Pembangunan tempat untuk menyimpan hasil panen pertanian di Desa Ngasinan ini untuk mendukung program ketahanan pangan nasional dan Pemerintah kabupaten (Pemkab) Rembang.
"Alhamdulillah, tahun ini Pemdes Ngasinan membangun gedung lumbung pangan. Langkah ini untuk mendukung program katanan pangan Pemkab Rembang dan ketahanan pangan nasional," ucap kepala desa (Kades) Ngasinan Hariyanto,
Disampaikan Hariyanto, pembangunan gedung lumbung pangan anggarannya diambilkan dari Dana Desa (DD) tahap II Tahun 2025 Rp 140.000.000.
"Anggaran DD itu kami buat bangunan gedung lumbung pangan dengan lebar 8 meter, panjang 12 meter, dan tinggi 5 meter," tuturnya.
Dikatakan Hariyanto, pembangunan gedung lumbung pangan dimulai hari ini (22/11/2025).
"Sesuai dengan perencanaan pembangunan lumbung pangan akan rampung bulan Desember," tuturnya.
Nantinya, kata Hariyanto, lumbung pangan ini akan digunakan untuk menyimpan dan jual beli hasil pertanian masyarakat petani Desa Ngasinan.
"Sehingga, keberadaan gedung lumbung pangan Desa Ngasinan ini bisa menjadi penyangga kebutuhan pangan warga," terangnya.

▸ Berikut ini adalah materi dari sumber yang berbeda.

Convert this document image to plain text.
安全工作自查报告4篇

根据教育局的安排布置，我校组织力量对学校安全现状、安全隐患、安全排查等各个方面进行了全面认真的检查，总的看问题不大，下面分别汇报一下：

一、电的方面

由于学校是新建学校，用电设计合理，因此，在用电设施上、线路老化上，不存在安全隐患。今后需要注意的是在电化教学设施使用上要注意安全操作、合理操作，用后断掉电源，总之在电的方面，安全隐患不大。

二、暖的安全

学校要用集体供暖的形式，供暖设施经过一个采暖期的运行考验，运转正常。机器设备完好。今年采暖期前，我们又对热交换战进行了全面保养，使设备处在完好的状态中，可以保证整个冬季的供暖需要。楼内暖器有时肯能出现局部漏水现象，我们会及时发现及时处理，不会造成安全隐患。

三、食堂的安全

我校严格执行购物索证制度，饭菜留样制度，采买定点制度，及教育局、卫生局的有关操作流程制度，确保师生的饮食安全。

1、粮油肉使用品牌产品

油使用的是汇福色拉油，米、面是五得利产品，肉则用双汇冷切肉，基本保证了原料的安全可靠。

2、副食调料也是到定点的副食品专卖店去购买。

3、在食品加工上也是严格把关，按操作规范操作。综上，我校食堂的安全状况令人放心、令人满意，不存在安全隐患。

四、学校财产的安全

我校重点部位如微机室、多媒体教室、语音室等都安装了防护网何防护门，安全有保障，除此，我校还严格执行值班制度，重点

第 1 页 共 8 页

Lebih jauh Hariyanto menyatakan di Desa Ngasinan ada areal persawahan luasnya sekitar 90 hektar. Areal lahan seluas itu dikerjakan sendiri oleh pemilk (petani) di Desa Ngasinan.
Pertanian di Desa Ngasinan sistem tadah hujan. Rata-rata se-tahun tanam padi sekali, melihat situasi iklim yang berlangsung.
Nantinya, tambah Hariyanto lumbung pangan akan dikelola oleh badan usaha milik desa (Bumdes) Ngasinan.
"Pembangunan gedung lumbung pangan ini selain dimaksudkan untuk menjaga ketahanan pangan warga Desa Ngasinan, mendukung program pemerintah, juga untuk meningkatkan kesejahteraan masyarakat," pungkasnya.